3. Run SPSS One Sample Chi-Square Test

Expected Values refers to the expected frequencies, the aforementioned 10.75 cases for each brand. We could enter these values but selecting is a faster option and yields identical results.
Clicking results in the syntax below.
cd 'd:/downloaded'. /*Or wherever data file is located.
*2. Open data file.
get file 'chosen_holiday.sav'.
*3. Chi square test (pasted from Analyze - Nonparametric Tests - Legacy Dialogs - Chi-square).
NPAR TESTS
/CHISQUARE=chosen_holiday
/EXPECTED=EQUAL
/MISSING ANALYSIS.
4. SPSS One-Sample Chi-Square Test Output

Under Observed N we find the observed frequencies that we saw previously;
under Expected N we find the theoretically expected frequencies;They're shown as 10.8 instead of 10.75 due to rounding. All reported decimals can be seen by double-clicking the value.
for each frequency the Residual is the difference between the observed and the expected frequency and thus expresses a deviation from the null hypothesis;
the Chi-Square test statistic sort of summarizes the residuals and hence indicates the overall difference between the data and the hypothesis. The larger the chi-square value, the less the data “fit” the null hypothesis;
degrees of freedom (df) specifies which chi-square distribution applies;
Asymp. Sig. refers to the p value and is .073 in this case. If the brands are exactly equally attractive in the population, there's a 7.3% chance of finding our observed frequencies or a larger deviation from the null hypothesis. We usually reject the null hypothesis if p < .05. Since this is not the case, we conclude that the brands are equally attractive in the population.

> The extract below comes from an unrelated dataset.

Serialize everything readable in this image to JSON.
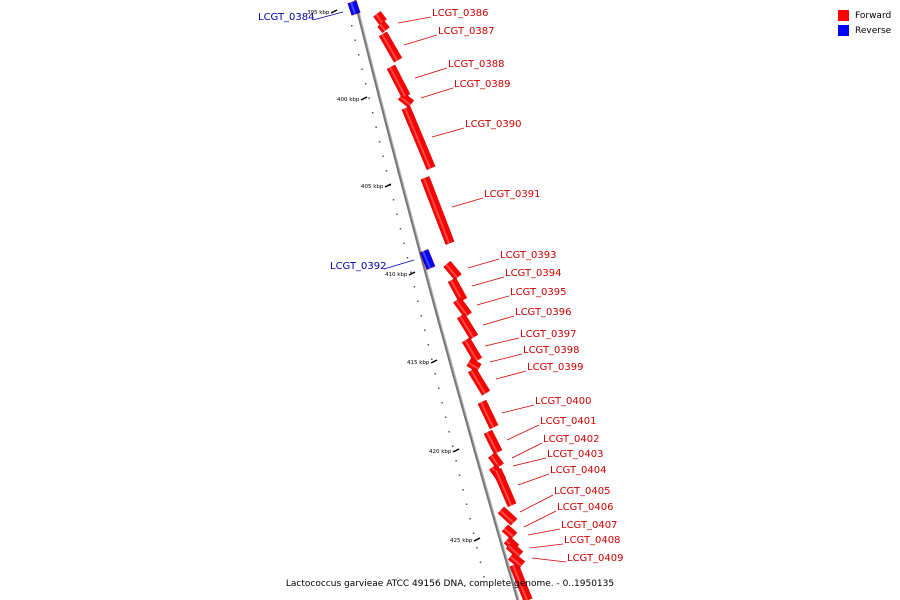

Reporting a One-Sample Chi-Square Test
When reporting a one-sample chi-square test, we always report the observed frequencies. The expected frequencies usually follow readily from the null hypothesis so reporting them is optional. Regarding the significance test, we usually write something like “we could not demonstrate that the four brands are not equally attractive; χ2(3) = 6.95, p = .073.”